Bad Things Happen To Good People – Overwhelmingly, the people that call me truly want to repay their debt. They aren’t deadbeats. They aren’t looking for a free ride. They are simply trying to resolve their debts without resorting to bankruptcy. In some cases, my clients have even moved out of the country, and even in that case, they want to do the right thing and pay what they can to the bank/SBA. Most borrowers are good people that are largely victims of a bad economy.
Time is of the Essence – I’ve weaved this theme throughout various articles, but it does bear repeating. The longer you wait, the harder it will be to settle. If your file gets referred to an attorney to begin litigation, it can make it infinitely harder to settle. Just ask my client who has been waiting a year for a settlement, as the bank pushes ahead with personal judgments against them.
The Rules Are Always Changing – As times passes, the stance that lenders and the SBA take with respect to certain issues evolve to fit the current the current economic times. Even though the SOPs (Standard Operating Procedures) tend to stay the same, the interpretation and focus tends to vary over time, and even within the different SBA offices. Working with an expert who knows how the SBA is currently viewing different factors can be the difference between a successful settlement and a long, drawn out battle that ends in the levying of tax refunds and wage garnishment.

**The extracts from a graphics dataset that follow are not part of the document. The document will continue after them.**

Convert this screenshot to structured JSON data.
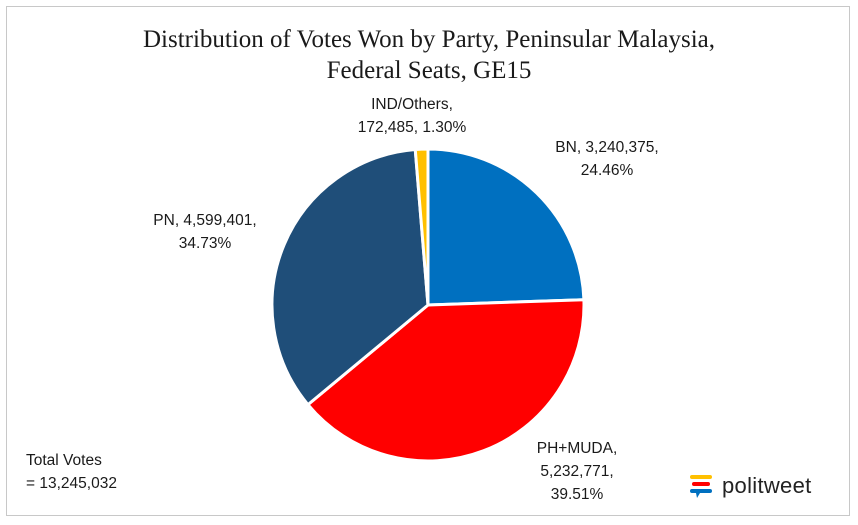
{
  "chart_data": {
    "type": "pie",
    "title_lines": [
      "Distribution of Votes Won by Party, Peninsular Malaysia,",
      "Federal Seats, GE15"
    ],
    "slices": [
      {
        "name": "BN",
        "votes": 3240375,
        "percent": 24.46,
        "color": "#0070c0",
        "label_lines": [
          "BN, 3,240,375,",
          "24.46%"
        ]
      },
      {
        "name": "PH+MUDA",
        "votes": 5232771,
        "percent": 39.51,
        "color": "#ff0000",
        "label_lines": [
          "PH+MUDA,",
          "5,232,771,",
          "39.51%"
        ]
      },
      {
        "name": "PN",
        "votes": 4599401,
        "percent": 34.73,
        "color": "#1f4e79",
        "label_lines": [
          "PN, 4,599,401,",
          "34.73%"
        ]
      },
      {
        "name": "IND/Others",
        "votes": 172485,
        "percent": 1.3,
        "color": "#ffc000",
        "label_lines": [
          "IND/Others,",
          "172,485, 1.30%"
        ]
      }
    ],
    "start_angle_deg": 0,
    "direction": "clockwise",
    "annotation_lines": [
      "Total Votes",
      "= 13,245,032"
    ]
  },
  "logo": {
    "text": "politweet",
    "colors": [
      "#ffc000",
      "#ff0000",
      "#0070c0"
    ]
  }
}
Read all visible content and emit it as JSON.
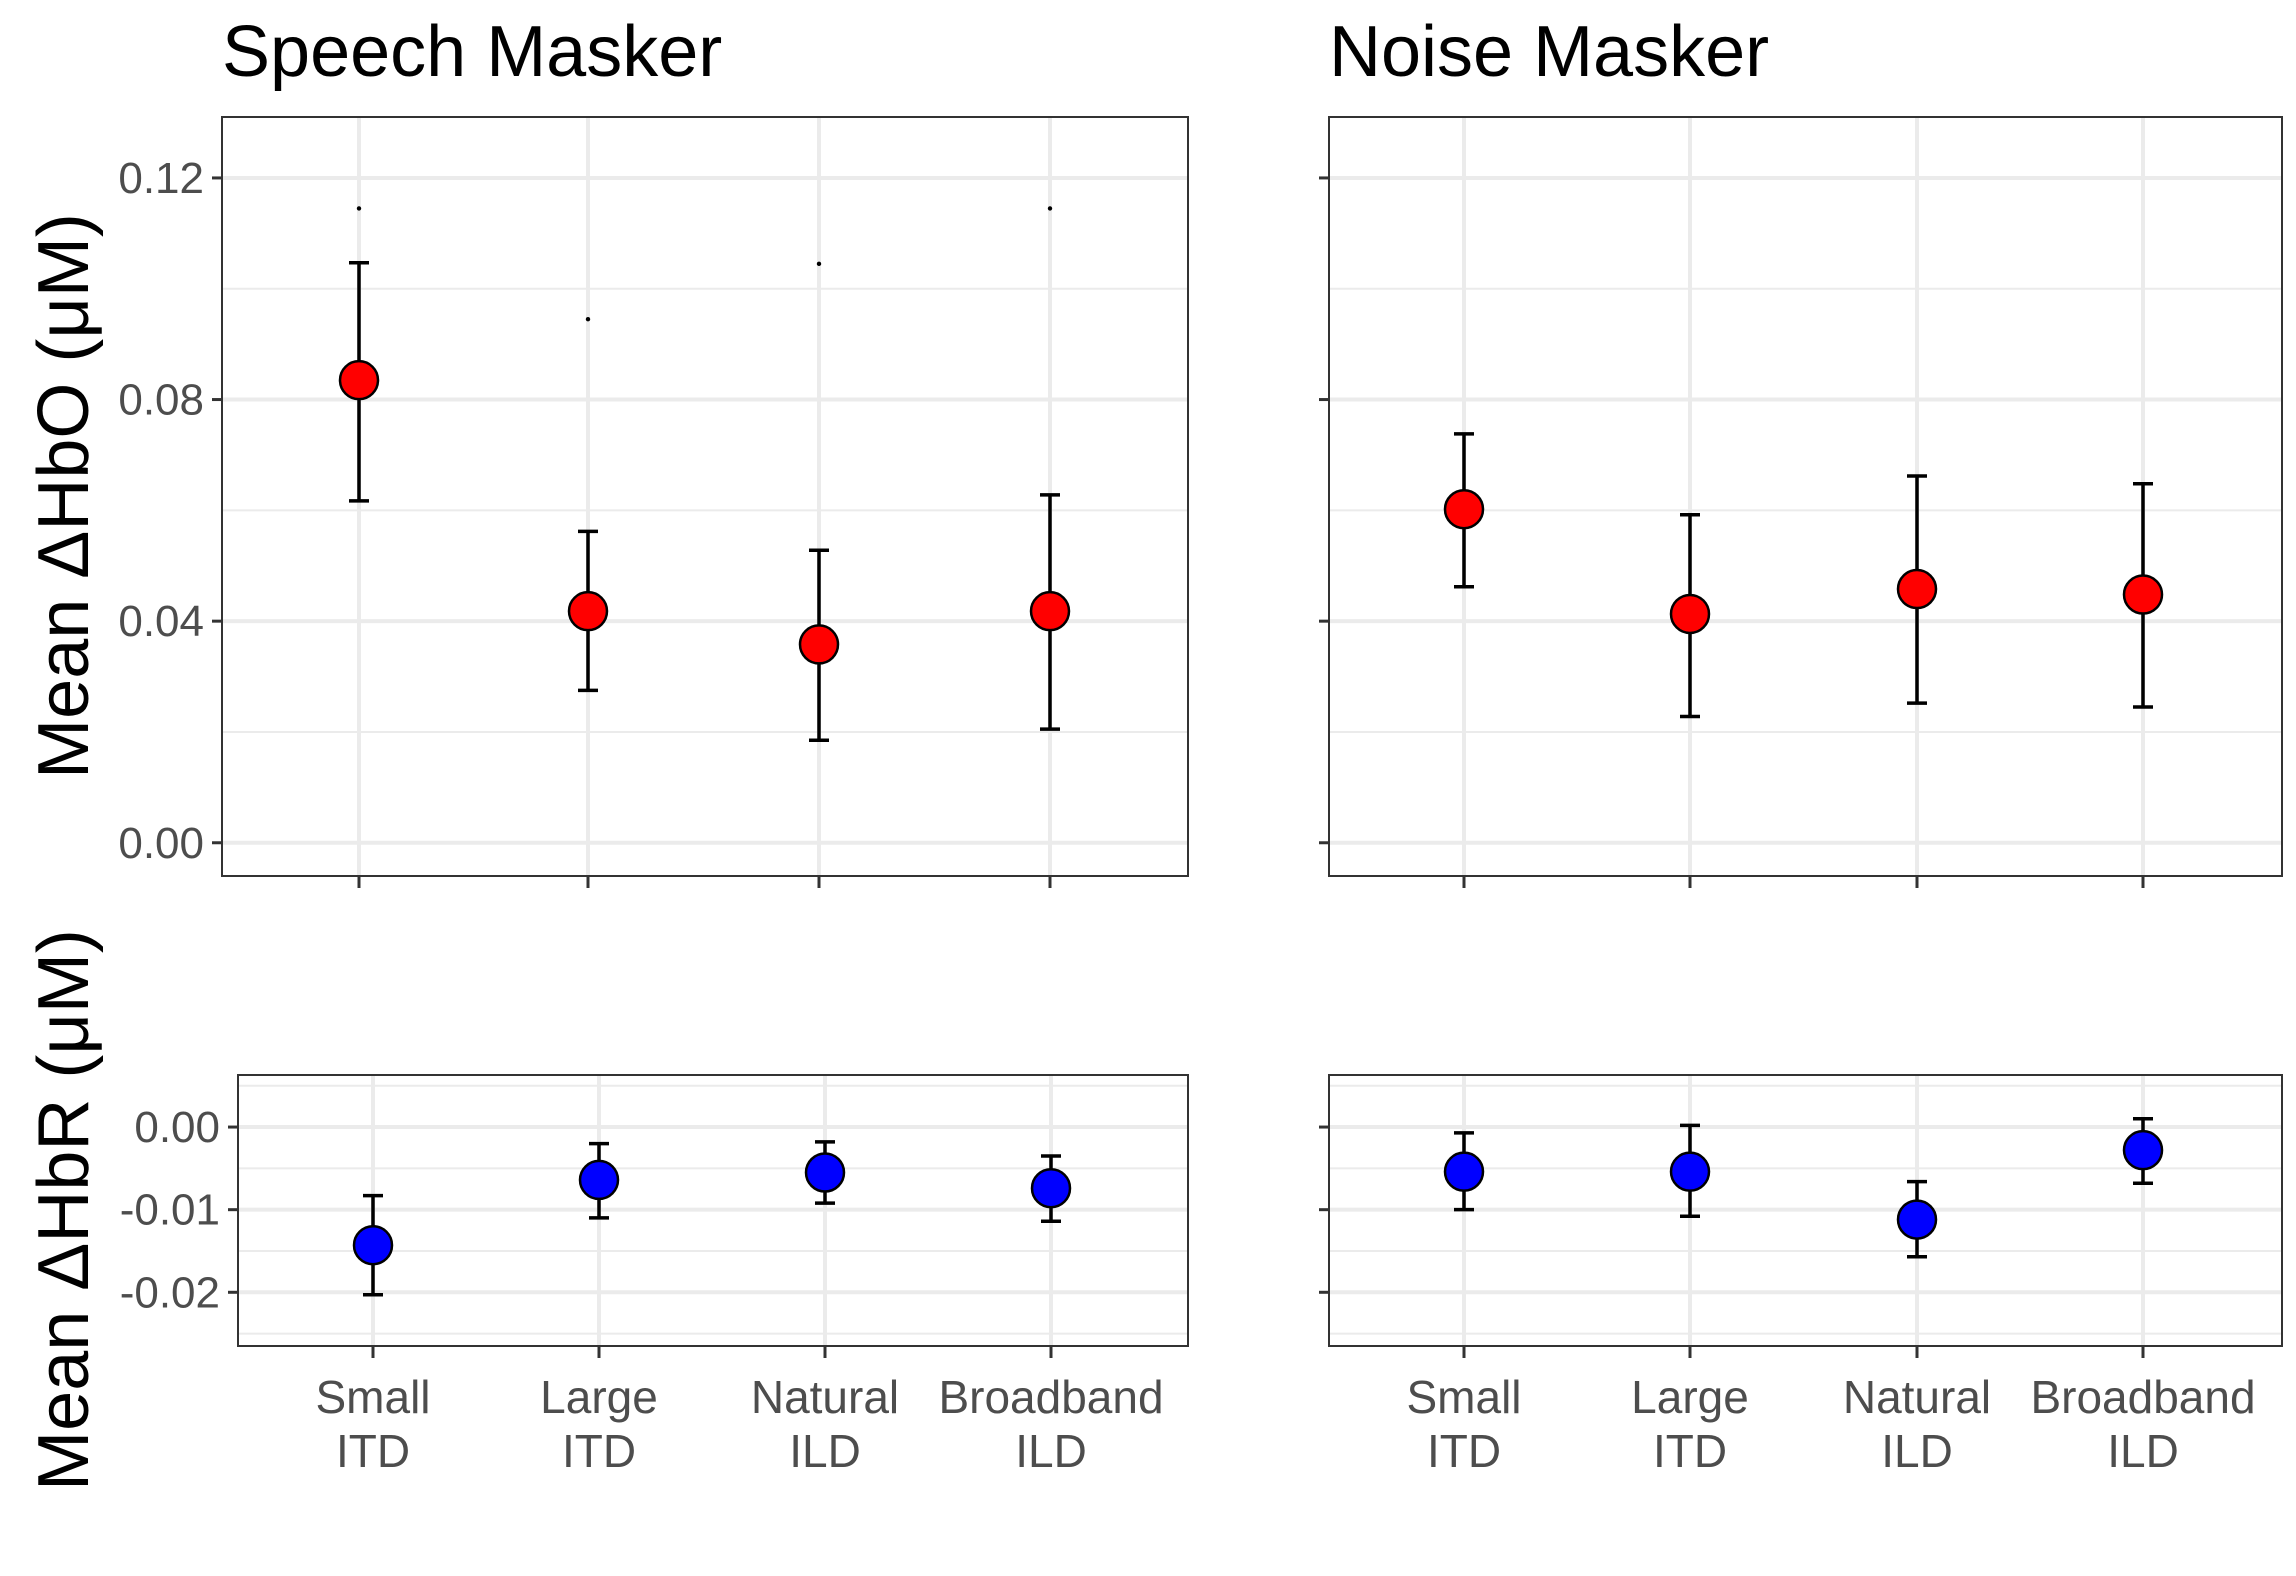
{
  "chart_data": [
    {
      "type": "scatter",
      "panel": "hbo-speech",
      "title": "Speech Masker",
      "ylabel": "Mean ΔHbO (μM)",
      "categories": [
        "Small\nITD",
        "Large\nITD",
        "Natural\nILD",
        "Broadband\nILD"
      ],
      "ylim": [
        -0.006,
        0.131
      ],
      "yticks": [
        "0.00",
        "0.04",
        "0.08",
        "0.12"
      ],
      "ytick_values": [
        0.0,
        0.04,
        0.08,
        0.12
      ],
      "series": [
        {
          "color": "#ff0000",
          "values": [
            0.0835,
            0.0418,
            0.0358,
            0.0418
          ],
          "lower": [
            0.0617,
            0.0275,
            0.0185,
            0.0205
          ],
          "upper": [
            0.1047,
            0.0562,
            0.0528,
            0.0628
          ],
          "dots": [
            0.1145,
            0.0945,
            0.1045,
            0.1145
          ]
        }
      ],
      "grid": true
    },
    {
      "type": "scatter",
      "panel": "hbo-noise",
      "title": "Noise Masker",
      "ylim": [
        -0.006,
        0.131
      ],
      "categories": [
        "Small\nITD",
        "Large\nITD",
        "Natural\nILD",
        "Broadband\nILD"
      ],
      "series": [
        {
          "color": "#ff0000",
          "values": [
            0.0602,
            0.0413,
            0.0458,
            0.0448
          ],
          "lower": [
            0.0462,
            0.0228,
            0.0252,
            0.0245
          ],
          "upper": [
            0.0738,
            0.0592,
            0.0662,
            0.0648
          ]
        }
      ],
      "grid": true
    },
    {
      "type": "scatter",
      "panel": "hbr-speech",
      "ylabel": "Mean ΔHbR (μM)",
      "categories": [
        "Small\nITD",
        "Large\nITD",
        "Natural\nILD",
        "Broadband\nILD"
      ],
      "ylim": [
        -0.0265,
        0.0063
      ],
      "yticks": [
        "0.00",
        "-0.01",
        "-0.02"
      ],
      "ytick_values": [
        0.0,
        -0.01,
        -0.02
      ],
      "series": [
        {
          "color": "#0000ff",
          "values": [
            -0.0143,
            -0.0064,
            -0.0055,
            -0.0074
          ],
          "lower": [
            -0.0203,
            -0.011,
            -0.0092,
            -0.0114
          ],
          "upper": [
            -0.0083,
            -0.002,
            -0.0018,
            -0.0035
          ]
        }
      ],
      "grid": true
    },
    {
      "type": "scatter",
      "panel": "hbr-noise",
      "ylim": [
        -0.0265,
        0.0063
      ],
      "categories": [
        "Small\nITD",
        "Large\nITD",
        "Natural\nILD",
        "Broadband\nILD"
      ],
      "series": [
        {
          "color": "#0000ff",
          "values": [
            -0.0054,
            -0.0054,
            -0.0112,
            -0.0028
          ],
          "lower": [
            -0.01,
            -0.0108,
            -0.0157,
            -0.0068
          ],
          "upper": [
            -0.0007,
            0.0002,
            -0.0066,
            0.001
          ]
        }
      ],
      "grid": true
    }
  ]
}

Freedom Isn’t Free – The idea behind settling (from the bank/SBA perspective) is to settle for an amount that is reflective of a guarantor’s ability to pay. This means that if you are going to successfully negotiate an OIC, you need to be willing to tap all available resources. If you are going to have 50% or more or your debt forgiven, the expectation is that you will give as much as you can afford…not simply as much as you feel like paying.